Graduation Year


Document Type




Degree Name

Doctor of Philosophy (Ph.D.)

Degree Granting Department

Child and Family Studies

Major Professor

Oliver T. Massey , Ph.D.

Committee Member

Bruce Lubotsky Levin, Dr.P.H., M.P.H.

Committee Member

Dinorah Martinez Tyson, Ph.D., M.P.H.

Committee Member

Amy L. Green , Ph.D., M.A.


Behavioral Health, Community-based organizations, Evidence-based Practice, Implementation Science


Due to the significant prevalence of mental and substance use disorders in the United States, the push for the development and implementation of evidence-based practices (EBPs) has grown exponentially in the last 30 years. Community-based organizations (CBOs) (i.e., self-governing and/or not-for profit) have been identified as significant providers of behavioral health services. However, there are gaps in the literature surrounding CBO implementation capacity, meaning their ability to adopt, implement, and sustain EBPs. There is a need for more research examining capacity training initiatives that specifically target CBOs and implementation practice. The purpose of this dissertation research was to investigate how individuals working within Florida CBOs conceptualize implementation practice capacity, what is needed to reach adequate capacity for implementing an EBP, what would be required of an implementation training initiative to increase capacity, and whether these perspectives differ by organizational level.

This dissertation began with a thorough review of the implementation science research and practice literature. This served to inform the first manuscript, which provides a comprehensive overview of the history of EBP practice and implementation science, challenges associated with implementation, discussion of implementation practice, and proposes targeted research efforts to build organizational capacity to implement EBPs most effectively. In addition, the literature review assisted in providing the theoretical foundation for the dissertation study and guiding the second and third manuscripts.

An explanatory sequential design was used to examine participant perceptions of implementation practice areas and building implementation practice capacity both quantitatively and qualitatively. The quantitative portion of the study, which informed the second manuscript, was used to assess how implementation capacity is conceptualized by CBOs at the administrative and practitioner levels and what areas of implementation are deemed essential for success (Phase 1) using the Implementation Practice Survey (IPS) (N=97). The IPS examines perceived importance, presence, and organizational capacity in nine implementation practice areas (IPAs) (fit and adaptation, collaboration and communication, organizational readiness, culture and climate, leadership, external policy, data-based decision-making and evaluation, education, training, and coaching, and sustainability). Differences between subgroups on ratings of importance, presence, and organizational capacity were examined, as well as associations between organizational capacity and the nine implementation practice areas.

Results revealed statistically significant differences between subgroups on their ratings of presence and organizational capacity. Results also revealed the nine IPAs significantly predicted organizational capacity. Of the nine IPAs examined, fit and adaptation, culture and climate, leadership, and collaboration and communication added significantly to the prediction of organizational capacity. Culture and climate, leadership, and collaboration and communication added significantly to the prediction of adoption, and leadership added significantly to the prediction of implementation. The quantitative phase served to inform participant recruitment and protocol development for the qualitative portion of the study.

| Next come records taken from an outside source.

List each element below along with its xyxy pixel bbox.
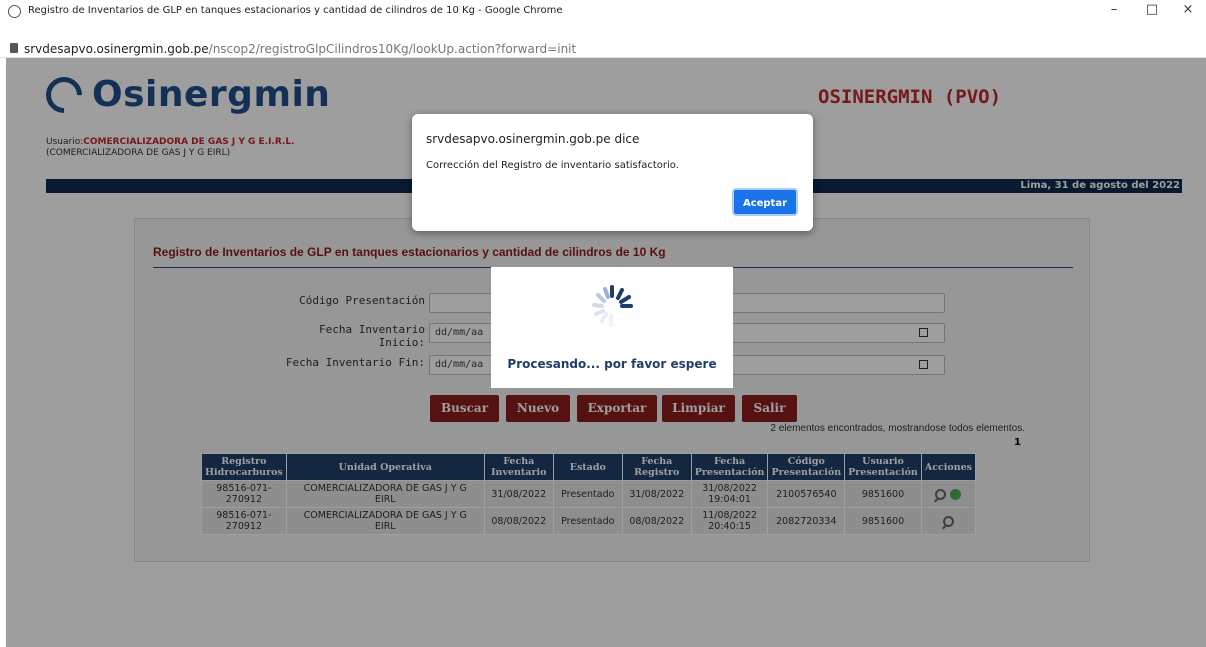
maximize-button[interactable]: □ — [1134, 0, 1170, 20]
aceptar-button[interactable]: Aceptar — [732, 188, 798, 216]
browser-page-icon — [8, 5, 21, 18]
page-content: Osinergmin Usuario:COMERCIALIZADORA DE G… — [0, 58, 1206, 647]
address-bar[interactable]: srvdesapvo.osinergmin.gob.pe/nscop2/regi… — [0, 40, 1206, 58]
window-title: Registro de Inventarios de GLP en tanque… — [28, 5, 563, 16]
close-window-button[interactable]: × — [1170, 0, 1206, 20]
processing-modal: Procesando... por favor espere — [491, 267, 733, 388]
url-path: /nscop2/registroGlpCilindros10Kg/lookUp.… — [208, 42, 577, 56]
alert-message: Corrección del Registro de inventario sa… — [426, 160, 679, 171]
url-host: srvdesapvo.osinergmin.gob.pe — [24, 42, 209, 56]
alert-dialog: srvdesapvo.osinergmin.gob.pe dice Correc… — [412, 114, 813, 231]
lock-icon — [10, 43, 18, 53]
spinner-icon — [592, 285, 633, 327]
alert-title: srvdesapvo.osinergmin.gob.pe dice — [426, 132, 640, 146]
minimize-button[interactable]: – — [1096, 0, 1132, 20]
url-text[interactable]: srvdesapvo.osinergmin.gob.pe/nscop2/regi… — [24, 42, 576, 56]
browser-titlebar: Registro de Inventarios de GLP en tanque… — [0, 0, 1206, 40]
processing-text: Procesando... por favor espere — [507, 357, 717, 371]
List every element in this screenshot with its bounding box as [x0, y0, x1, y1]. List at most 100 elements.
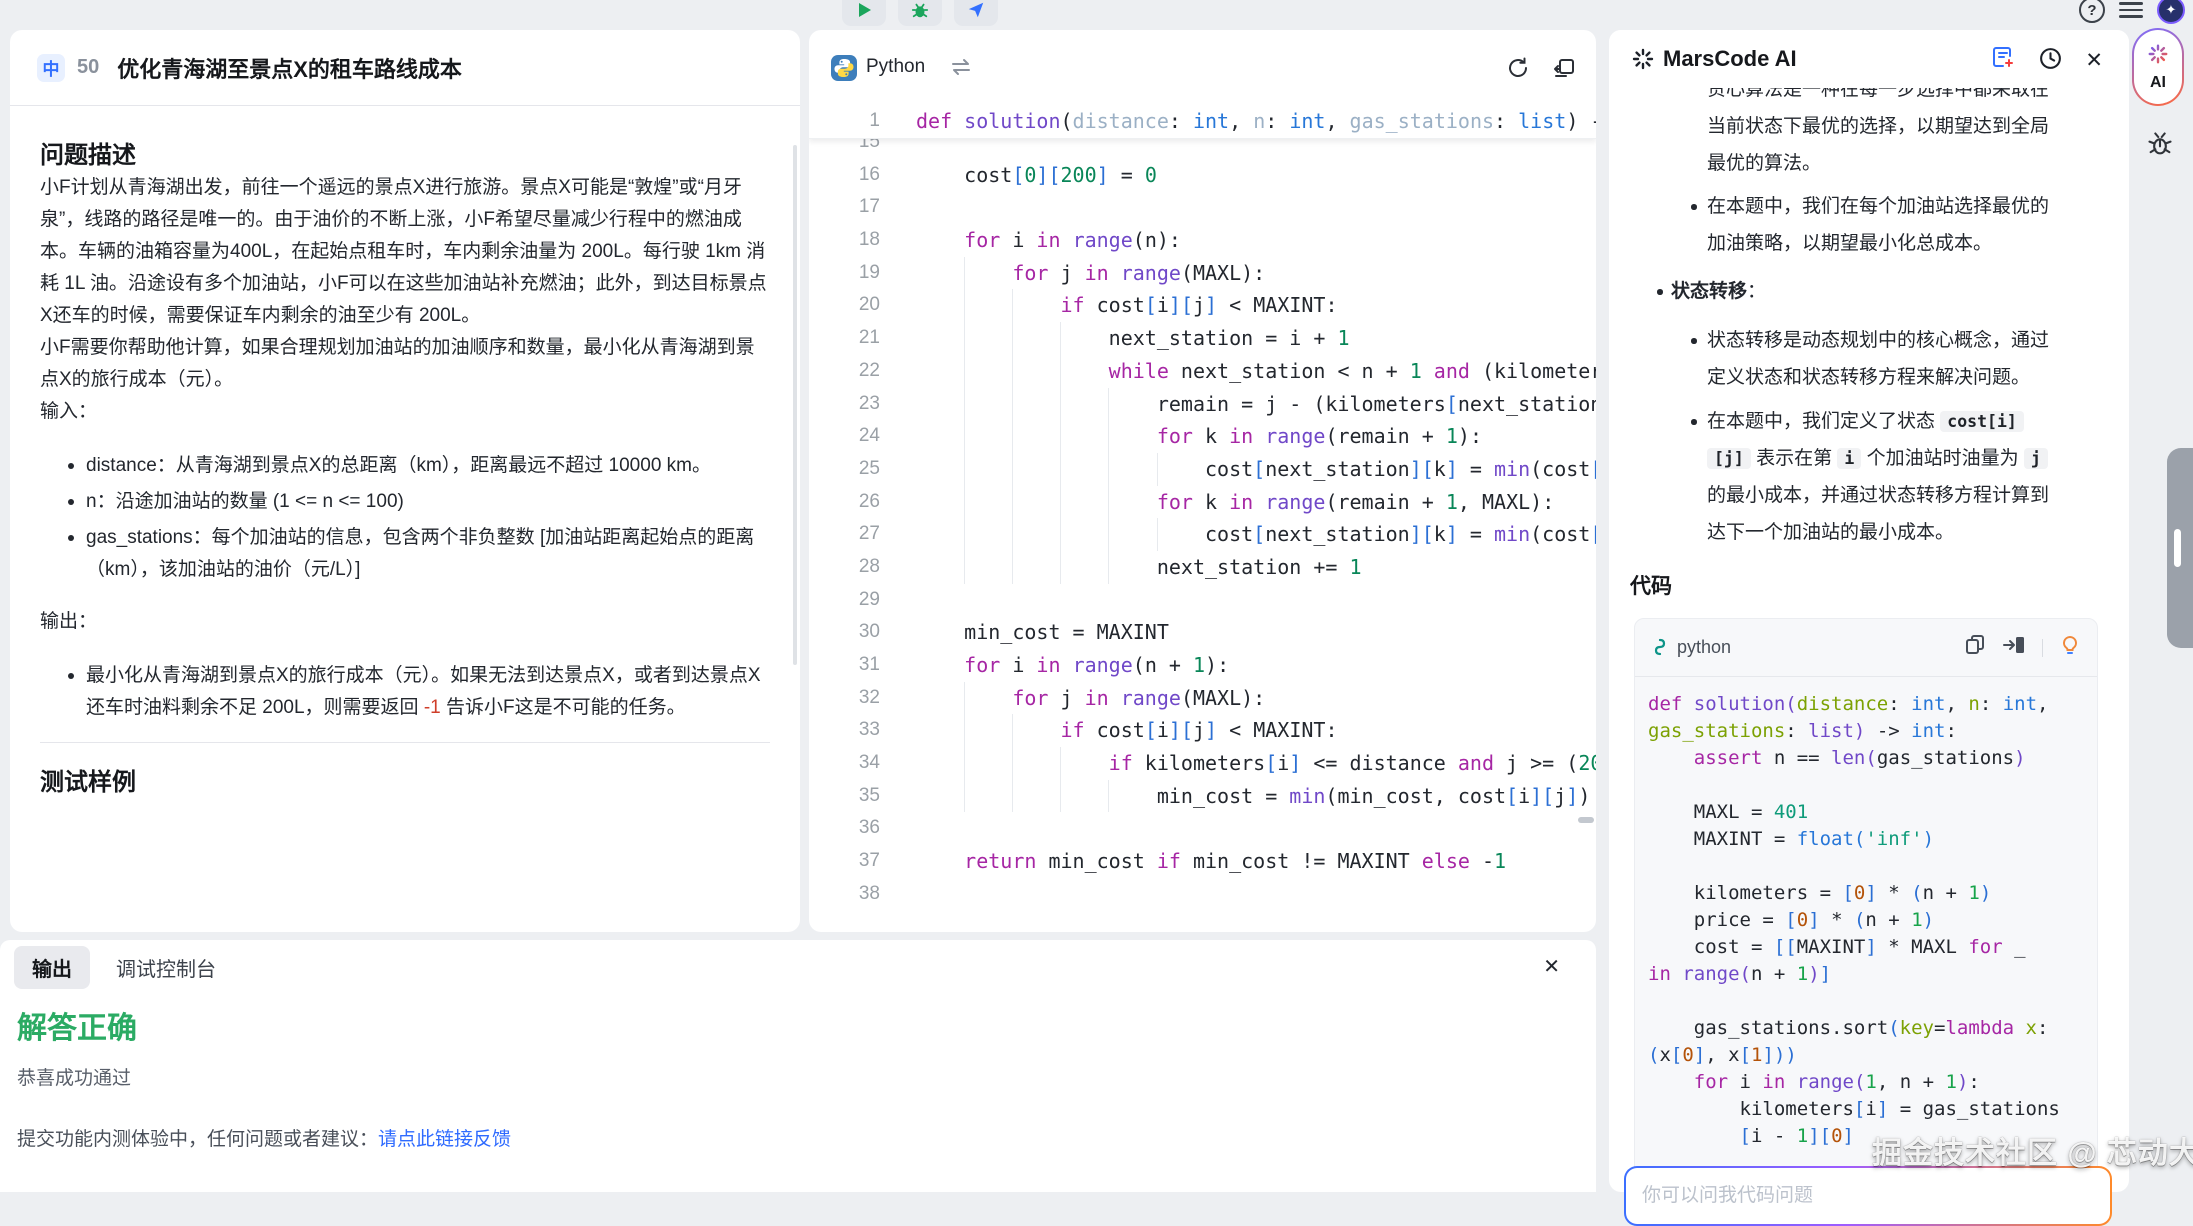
- code-line: 18 for i in range(n):: [809, 224, 1596, 257]
- code-line: 35 min_cost = min(min_cost, cost[i][j]): [809, 780, 1596, 813]
- lightbulb-icon[interactable]: [2059, 634, 2081, 661]
- code-area[interactable]: 1516 cost[0][200] = 01718 for i in range…: [809, 105, 1596, 932]
- output-list: 最小化从青海湖到景点X的旅行成本（元）。如果无法到达景点X，或者到达景点X还车时…: [40, 660, 770, 724]
- code-card-header: python: [1635, 619, 2097, 677]
- assistant-text-line: 达下一个加油站的最小成本。: [1609, 514, 2129, 551]
- input-list: distance：从青海湖到景点X的总距离（km），距离最远不超过 10000 …: [40, 450, 770, 586]
- code-line: MAXL = 401: [1648, 799, 2097, 826]
- sticky-line: 1def solution(distance: int, n: int, gas…: [809, 105, 1596, 139]
- description-heading: 问题描述: [40, 140, 770, 172]
- open-diff-icon[interactable]: [1552, 56, 1576, 85]
- code-line: 30 min_cost = MAXINT: [809, 616, 1596, 649]
- menu-icon[interactable]: [2119, 0, 2143, 22]
- chat-input-wrap: [1624, 1166, 2112, 1226]
- help-icon[interactable]: ?: [2079, 0, 2105, 23]
- assistant-code-card: python: [1634, 618, 2098, 1192]
- problem-score: 50: [77, 56, 99, 79]
- code-line: 34 if kilometers[i] <= distance and j >=…: [809, 747, 1596, 780]
- assistant-text-line: 状态转移是动态规划中的核心概念，通过: [1609, 322, 2129, 359]
- ai-widget[interactable]: AI: [2132, 28, 2184, 106]
- code-line: 24 for k in range(remain + 1):: [809, 420, 1596, 453]
- tab-output[interactable]: 输出: [14, 946, 90, 989]
- assistant-answer: 贪心算法是一种在每一步选择中都采取在当前状态下最优的选择，以期望达到全局最优的算…: [1609, 71, 2129, 551]
- ai-widget-label: AI: [2150, 74, 2166, 92]
- beta-note: 提交功能内测体验中，任何问题或者建议：请点此链接反馈: [17, 1124, 1596, 1151]
- editor-header: Python: [809, 30, 1596, 106]
- description-paragraph: 小F计划从青海湖出发，前往一个遥远的景点X进行旅游。景点X可能是“敦煌”或“月牙…: [40, 172, 770, 332]
- code-line: 1def solution(distance: int, n: int, gas…: [809, 105, 1596, 138]
- run-icon: [855, 1, 873, 24]
- description-paragraph: 小F需要你帮助他计算，如果合理规划加油站的加油顺序和数量，最小化从青海湖到景点X…: [40, 332, 770, 396]
- switch-language-icon[interactable]: [950, 58, 972, 81]
- spark-icon: [1631, 47, 1655, 76]
- problem-scrollbar[interactable]: [793, 145, 797, 665]
- code-line: 31 for i in range(n + 1):: [809, 649, 1596, 682]
- divider: [40, 742, 770, 743]
- code-line: [1648, 988, 2097, 1015]
- debug-bug-icon[interactable]: [2146, 130, 2174, 163]
- code-line: 20 if cost[i][j] < MAXINT:: [809, 289, 1596, 322]
- code-line: 33 if cost[i][j] < MAXINT:: [809, 714, 1596, 747]
- code-line: 21 next_station = i + 1: [809, 322, 1596, 355]
- submit-button[interactable]: [954, 0, 998, 26]
- code-line: gas_stations: list) -> int:: [1648, 718, 2097, 745]
- tab-debug-console[interactable]: 调试控制台: [116, 953, 216, 982]
- insert-code-icon[interactable]: [2002, 634, 2026, 661]
- code-line: 26 for k in range(remain + 1, MAXL):: [809, 486, 1596, 519]
- problem-header: 中 50 优化青海湖至景点X的租车路线成本: [10, 30, 800, 106]
- edge-scroll-handle[interactable]: [2167, 448, 2193, 648]
- code-line: kilometers = [0] * (n + 1): [1648, 880, 2097, 907]
- code-line: 37 return min_cost if min_cost != MAXINT…: [809, 845, 1596, 878]
- assistant-text-line: 最优的算法。: [1609, 145, 2129, 182]
- editor-panel: Python 1516 cost[0][200] = 01718 for i i…: [809, 30, 1596, 932]
- code-line: 17: [809, 191, 1596, 224]
- close-icon[interactable]: ✕: [1543, 954, 1560, 979]
- chat-input[interactable]: [1626, 1168, 2110, 1224]
- sample-heading: 测试样例: [40, 767, 770, 799]
- divider: [2042, 639, 2043, 657]
- list-item: distance：从青海湖到景点X的总距离（km），距离最远不超过 10000 …: [86, 450, 770, 482]
- code-line: assert n == len(gas_stations): [1648, 745, 2097, 772]
- watermark: 掘金技术社区 @ 芯动大师: [1872, 1128, 2193, 1172]
- code-line: 28 next_station += 1: [809, 551, 1596, 584]
- congrats-text: 恭喜成功通过: [17, 1063, 1596, 1090]
- code-line: in range(n + 1)]: [1648, 961, 2097, 988]
- code-line: for i in range(1, n + 1):: [1648, 1069, 2097, 1096]
- console-tabs: 输出 调试控制台 ✕: [0, 940, 1596, 989]
- assistant-text-line: 当前状态下最优的选择，以期望达到全局: [1609, 108, 2129, 145]
- new-chat-icon[interactable]: [1990, 45, 2016, 76]
- language-tab[interactable]: Python: [866, 56, 925, 78]
- assistant-text-line: 在本题中，我们定义了状态 cost[i]: [1609, 403, 2129, 440]
- close-icon[interactable]: ✕: [2085, 48, 2103, 73]
- code-line: 16 cost[0][200] = 0: [809, 159, 1596, 192]
- code-line: MAXINT = float('inf'): [1648, 826, 2097, 853]
- difficulty-badge: 中: [37, 54, 65, 82]
- debug-run-button[interactable]: [898, 0, 942, 26]
- feedback-link[interactable]: 请点此链接反馈: [378, 1129, 511, 1150]
- output-label: 输出：: [40, 606, 770, 638]
- beta-text: 提交功能内测体验中，任何问题或者建议：: [17, 1129, 378, 1150]
- code-heading: 代码: [1630, 570, 1672, 600]
- reset-code-icon[interactable]: [1506, 56, 1530, 85]
- input-label: 输入：: [40, 396, 770, 428]
- copy-icon[interactable]: [1964, 634, 1986, 661]
- editor-scrollbar[interactable]: [1578, 817, 1594, 823]
- code-line: def solution(distance: int, n: int,: [1648, 691, 2097, 718]
- assistant-panel: MarsCode AI ✕ 贪心算法是一种在每一步选择中都采取在当前状态下最优的…: [1609, 30, 2129, 1192]
- avatar[interactable]: ✦: [2157, 0, 2185, 24]
- python-logo-icon: [830, 54, 858, 87]
- code-line: cost = [[MAXINT] * MAXL for _: [1648, 934, 2097, 961]
- code-line: (x[0], x[1])): [1648, 1042, 2097, 1069]
- bug-icon: [911, 1, 929, 24]
- code-line: [1648, 772, 2097, 799]
- code-language-label: python: [1677, 637, 1731, 658]
- assistant-code: def solution(distance: int, n: int,gas_s…: [1635, 677, 2097, 1150]
- problem-body: 问题描述 小F计划从青海湖出发，前往一个遥远的景点X进行旅游。景点X可能是“敦煌…: [10, 140, 800, 799]
- assistant-text-line: 在本题中，我们在每个加油站选择最优的: [1609, 188, 2129, 225]
- list-item: 最小化从青海湖到景点X的旅行成本（元）。如果无法到达景点X，或者到达景点X还车时…: [86, 660, 770, 724]
- run-button[interactable]: [842, 0, 886, 26]
- nav-action-buttons: [842, 0, 998, 26]
- assistant-header: MarsCode AI ✕: [1609, 30, 2129, 88]
- nav-right-group: ? ✦: [2079, 0, 2185, 24]
- history-icon[interactable]: [2038, 46, 2063, 76]
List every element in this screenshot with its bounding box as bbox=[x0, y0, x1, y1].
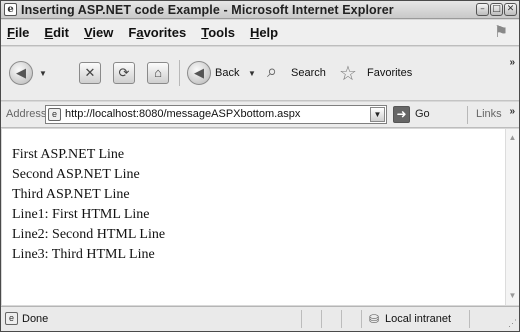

The qualitative portion, which informed the third manuscript, consisted of semi-structure interviews with eight administrators and nine practitioners currently employed by CBOs who deliver evidence-based behavioral health services for a total sample size of 17. The interviews allowed for an in-depth exploration of participants’ perceptions of their CBOs’ ability to implement EBPs, what IPAs are deemed essential, if the importance and presence of those areas are related, training needs, and why the participant subgroups may differ when statistically tested (Phase 2). Results showed that IPAs such as leadership, culture and climate, training, data-based decision-making and evaluation, funding, and collaboration/communication (i.e., both internal and external) were all important areas of EBP utilization. The level of importance of the IPAs seemed to differ based on organizational level and the stage of implementation. In addition, themes such as buy-in, importance of EBP use, funding, and the notion of ‘why’ certain things are important for EBP utilization emerged.

As a whole, this dissertation provides a discussion and implications for research and practice regarding implementation practice capacity in community settings, including capacity trainings needs. Incorporating stakeholders’ feedback in the creation of a training initiative aimed at building capacity may result in an adequately tailored framework and training techniques, greater buy-in within the organizations, and increased efficacy in the operationalization of capacity building strategies and interpretation of data evaluating a training initiative.